Are Super Early Adopters Too Busy Being Proven Right ?

So Myntra went app-only and an unconfirmed ‘from a source’ report by et which stated that the Myntra’s revenues has fallen by 10% resonated with majority of influencers and early adopters.

hey you : the early adopters?
hey you : the early adopters?

Without any serious analysis in place, the revenue drop suddenly sparked a ‘See, I told you so’ moment among some of the well known tech influencers and early adopters (no point in taking names here – let’s just stick to the context).

But Seriously..

Before you read further, read : That One Thing (Successful) Consumer Internet Startup Founders Do

My simple wishlist is to have more intelligent debates among tech influencers/early adopters than just shrugging off these path breaking decisions.

Maybe Myntra is grossly wrong in doing what it is doing. Maybe they are writing a new chapter in India’s ecommerce business.

Nobody knows. One can only guess/debate – but being judgmental without passionate/involved debates is a thing among commoners, which early adopters aren’t!

In the past, such bold decisions has taken everybody by surprise.
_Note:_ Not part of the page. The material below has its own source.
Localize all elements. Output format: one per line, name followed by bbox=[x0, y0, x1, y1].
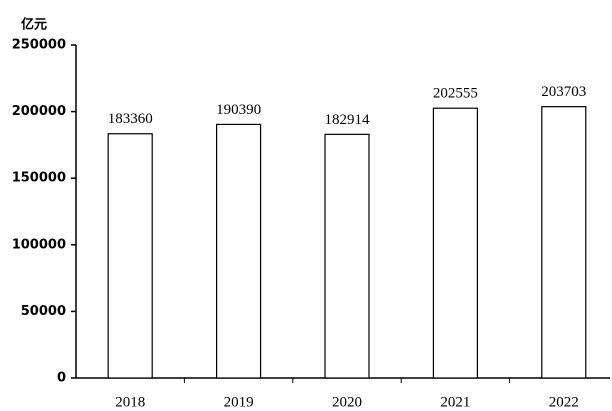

Be it of Flipkart deciding to move beyond books or of Facebook deciding to move beyond colleges, companies have been written off for the ‘lack of focus’.

And it is precisely this reason that the successful companies have always skipped the ‘oh! I told you so’ moments from early adopters.

My point is simple : If you are a consumer Internet company, you have two distinct segments to focus on:

[A] Early adopters and tech influencers : Listen to them. Iterate.

[B] The actual customers : Make them happy.

Your actual fate actually (I do mean 2 actuals) depends on whom you cater to.

The early adopters are mostly driven by their hypothesis and try to prove themselves right (let’s just admit that they find it difficult to believe that somebody else actually thought of something so irrational/illogical and ballsy ideas).

What about the other segment, i.e. customers? Well, they don’t care much. They just want to simplify things around their life and you (you = the product/brand) need to find a place there.

If you figure out a place in your customer’s life, you have a winner !

In all probability, there is very little overlap between the two segments. So decide wisely. You can make the noisiest ones (i.e. the early adopters) happy by ‘sticking to the rules’ OR you can play by the market insights you have and make the actual customers happy.

The quality of debates and discussions will very often drive (?) your decisions and unless early adopters show their curiosity towards data/consumer behavior / have more questions than answers judgements, you are better off sticking to your guts.

In the end, there is only one choice.